A bow closed the interview.
It was her landlady’s husband, an unshaven,
shifty-looking horror, who dealt her, as it seemed
to her then, the last furious blow.
Returning one evening after an aimless search for
employment in shops that had earned her rude laughter
for her utter inexperience and her presumption in
supposing her services could be of any value, she found
Mrs. Japes in convulsive tears, speechless.
What was the matter? Hysterical jerks of the
head towards the stairs. Up to her room—the
cause clear in her rifled box, its contents scattered
across the floor, the little case in which with her
pictures of Mother and Dad she kept her money gone.
A little raid by Mr. Japes, it appeared, in which
Mrs. Japes’s property had also suffered....
He had done it before ... a bad lot ... had done time
... the rent overdue and the brokers coming in ...
she’d best go ... of course she could tell the
police.
Of course she did not tell the police. The whole
affair bewildered and frightened her.
To another lodging three streets away.... Initiation
by the new landlady into the mysteries of pawnshops;
gradual thinning of wardrobe.... Answering of
advertisements found in the public library in Great
Smith Street.... Long, feet-aching trudges to
save omnibus fares.... Always the same outcome.
... Experience?—None. References?
—None.... “Thank you; I’m
afraid—I’m sure it’s all right,
but one has to be so careful nowadays. Good morning.”
... Always the same outcome.... The idea
of writing to Ireland was hardly conceived. ...
That life, those friends, seemed of a period that was
dead, done, gone—ages and ages ago....
Again it was a man who dealt the deeper blow—a
gentlemanly-looking person of whom in Wilton Road
one evening she asked the way to an address copied
from the Daily Telegraph. Why, by an extraordinary
coincidence he was going that way himself, to that
very house!—flat, rather. Yes, it
was his mother who was advertising for a lady-help.

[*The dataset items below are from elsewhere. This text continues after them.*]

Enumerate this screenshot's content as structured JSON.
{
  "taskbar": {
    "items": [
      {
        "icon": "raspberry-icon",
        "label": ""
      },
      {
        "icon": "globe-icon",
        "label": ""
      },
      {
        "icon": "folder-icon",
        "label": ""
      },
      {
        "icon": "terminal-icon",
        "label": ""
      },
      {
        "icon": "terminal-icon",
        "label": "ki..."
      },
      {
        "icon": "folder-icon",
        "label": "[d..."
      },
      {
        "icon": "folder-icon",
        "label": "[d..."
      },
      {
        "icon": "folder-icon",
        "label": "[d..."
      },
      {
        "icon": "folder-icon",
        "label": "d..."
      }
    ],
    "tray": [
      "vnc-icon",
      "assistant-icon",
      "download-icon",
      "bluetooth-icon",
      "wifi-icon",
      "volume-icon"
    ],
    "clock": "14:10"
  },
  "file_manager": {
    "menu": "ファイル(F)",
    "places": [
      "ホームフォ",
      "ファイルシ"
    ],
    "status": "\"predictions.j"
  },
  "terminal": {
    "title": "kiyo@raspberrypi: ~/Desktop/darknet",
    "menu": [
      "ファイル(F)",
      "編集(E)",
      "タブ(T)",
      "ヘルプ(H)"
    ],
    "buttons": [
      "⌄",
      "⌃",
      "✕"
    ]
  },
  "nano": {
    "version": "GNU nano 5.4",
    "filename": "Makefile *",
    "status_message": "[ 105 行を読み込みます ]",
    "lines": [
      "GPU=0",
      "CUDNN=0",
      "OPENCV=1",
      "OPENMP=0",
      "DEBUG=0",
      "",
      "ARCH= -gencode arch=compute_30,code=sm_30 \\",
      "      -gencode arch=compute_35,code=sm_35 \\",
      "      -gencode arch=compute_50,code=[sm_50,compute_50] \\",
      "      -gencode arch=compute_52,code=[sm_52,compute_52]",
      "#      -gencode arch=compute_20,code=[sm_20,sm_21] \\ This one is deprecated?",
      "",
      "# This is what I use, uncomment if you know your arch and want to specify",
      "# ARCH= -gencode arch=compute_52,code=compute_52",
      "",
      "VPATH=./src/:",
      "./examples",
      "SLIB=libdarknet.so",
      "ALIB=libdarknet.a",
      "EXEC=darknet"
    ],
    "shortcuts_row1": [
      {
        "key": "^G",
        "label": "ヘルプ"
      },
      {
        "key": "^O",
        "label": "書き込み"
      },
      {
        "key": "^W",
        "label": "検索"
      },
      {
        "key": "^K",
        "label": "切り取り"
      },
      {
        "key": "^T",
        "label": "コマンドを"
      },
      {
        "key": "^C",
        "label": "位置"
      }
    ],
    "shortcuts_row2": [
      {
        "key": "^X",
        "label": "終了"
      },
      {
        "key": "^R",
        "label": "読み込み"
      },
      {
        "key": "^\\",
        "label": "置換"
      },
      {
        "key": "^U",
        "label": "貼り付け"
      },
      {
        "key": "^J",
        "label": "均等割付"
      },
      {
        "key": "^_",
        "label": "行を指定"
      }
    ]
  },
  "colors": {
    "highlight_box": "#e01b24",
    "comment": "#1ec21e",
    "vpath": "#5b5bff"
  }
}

Might he show her the way? ... It would be very
kind of him.
Through a maze of streets, he chatting pleasantly
enough, though putting now and then curious little
questions which she could not understand....
Hadn’t he seen her at the Oxford one night? ...
Assuredly he had not; what was the Oxford?
He laughed, evidently pleased. “Gad, you
do keep it up!” he cried.
So to a great pile of flats; up a circular stair.
“You understand why I can’t use the lift?”
he said. “They’re beastly particular
here.”
She did not understand; supposed it was some question
of expense. Thus to a door where he took out
a latch-key.
It was then for the first moment that a sudden doubt,
a horror, took her, trembling her limbs.